Clinical charge profiles prediction for patients diagnosed with chronic diseases using Multi-level Support Vector Machine

  • Authors:
  • Wei Zhong;Rick Chow;Jieyue He

  • Affiliations:
  • Division of Mathematics and Computer Science, University of South Carolina Upstate, SC 29303, USA;Division of Mathematics and Computer Science, University of South Carolina Upstate, SC 29303, USA;School of Computer Science and Engineering, Southeast University, Nanjing 210096, China

  • Venue:
  • Expert Systems with Applications: An International Journal
  • Year:
  • 2012

Quantified Score

Hi-index 12.05

Visualization

Abstract

This research utilizes the national Healthcare Cost & Utilization Project (HCUP-3) databases to construct Support Vector Machine (SVM) classifiers to predict clinical charge profiles, including hospital charges and length of stay (LOS), for patients diagnosed with heart and circulatory disease, diabetes and cancer, respectively.
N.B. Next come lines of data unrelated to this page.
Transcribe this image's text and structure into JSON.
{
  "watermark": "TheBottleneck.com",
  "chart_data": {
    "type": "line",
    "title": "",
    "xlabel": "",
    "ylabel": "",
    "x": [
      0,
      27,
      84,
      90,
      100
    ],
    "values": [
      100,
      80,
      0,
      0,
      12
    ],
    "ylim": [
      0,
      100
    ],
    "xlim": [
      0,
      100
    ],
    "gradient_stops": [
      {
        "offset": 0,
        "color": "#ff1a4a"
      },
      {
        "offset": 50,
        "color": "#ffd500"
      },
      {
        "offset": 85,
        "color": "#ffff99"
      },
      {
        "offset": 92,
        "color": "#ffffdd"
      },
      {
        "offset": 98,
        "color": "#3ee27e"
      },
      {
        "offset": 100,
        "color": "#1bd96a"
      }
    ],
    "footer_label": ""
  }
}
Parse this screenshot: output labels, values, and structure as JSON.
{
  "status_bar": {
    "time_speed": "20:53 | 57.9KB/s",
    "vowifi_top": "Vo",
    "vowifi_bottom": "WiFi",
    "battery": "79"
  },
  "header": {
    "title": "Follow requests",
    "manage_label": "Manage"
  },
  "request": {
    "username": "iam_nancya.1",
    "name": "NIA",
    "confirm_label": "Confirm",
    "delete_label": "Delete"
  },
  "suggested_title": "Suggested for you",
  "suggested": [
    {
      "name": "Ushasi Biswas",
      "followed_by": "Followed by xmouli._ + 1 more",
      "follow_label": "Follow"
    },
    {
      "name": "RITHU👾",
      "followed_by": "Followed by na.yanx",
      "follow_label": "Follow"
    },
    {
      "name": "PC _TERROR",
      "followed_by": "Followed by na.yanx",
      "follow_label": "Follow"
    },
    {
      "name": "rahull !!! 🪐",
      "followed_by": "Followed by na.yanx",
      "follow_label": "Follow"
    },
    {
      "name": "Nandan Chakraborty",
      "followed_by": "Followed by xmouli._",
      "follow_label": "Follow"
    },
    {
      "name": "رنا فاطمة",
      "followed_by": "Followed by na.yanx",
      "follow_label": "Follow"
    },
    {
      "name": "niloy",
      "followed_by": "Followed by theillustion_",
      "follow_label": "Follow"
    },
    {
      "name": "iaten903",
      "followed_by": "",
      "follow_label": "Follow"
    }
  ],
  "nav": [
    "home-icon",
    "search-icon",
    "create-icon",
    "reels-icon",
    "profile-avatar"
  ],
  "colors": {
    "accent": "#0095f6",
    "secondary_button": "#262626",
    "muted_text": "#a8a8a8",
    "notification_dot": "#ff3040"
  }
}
Clinical charge profiles predictions can provides relevant clinical knowledge for healthcare policy makers to effectively manage healthcare services and costs at the national, state, and local levels. Despite its solid mathematical foundation and promising experimental results, SVM is not favorable for large-scale data mining tasks since its training time complexity is at least quadratic to the number of samples. Furthermore, traditional SVM classification algorithms cannot build an effective SVM when different data distribution patterns are intermingled in a large dataset. In order to enhance SVM training for large, complex and noisy healthcare datasets, we propose the Multi-level Support Vector Machine (MLSVM) that organizes the dataset as clusters in a tree to produce better partitions for more effective SVM classification. The MLSVM model utilizes multiple SVMs, each of which learns the local data distribution patterns in a cluster efficiently. A decision fusion algorithm is used to generate an effective global decision that incorporates local SVM decisions at different levels of the tree. Consequently, MLSVM can handle complex and often conflicting data distributions in large datasets more effectively than the single-SVM based approaches and the multiple SVM systems. Both the combined 5x2-fold cross validation F test and the independent test show that classification performance of MLSVM is much superior to that of a CVM, ACSVM and CSVM based on three popular performance evaluation metrics. In this work, CSVM and MLSVM are parallelized to speed up the slow SVM training process for very large and complex datasets. Running time analysis shows that MLSVM can accelerate SVM's training process noticeably when the parallel algorithm is employed.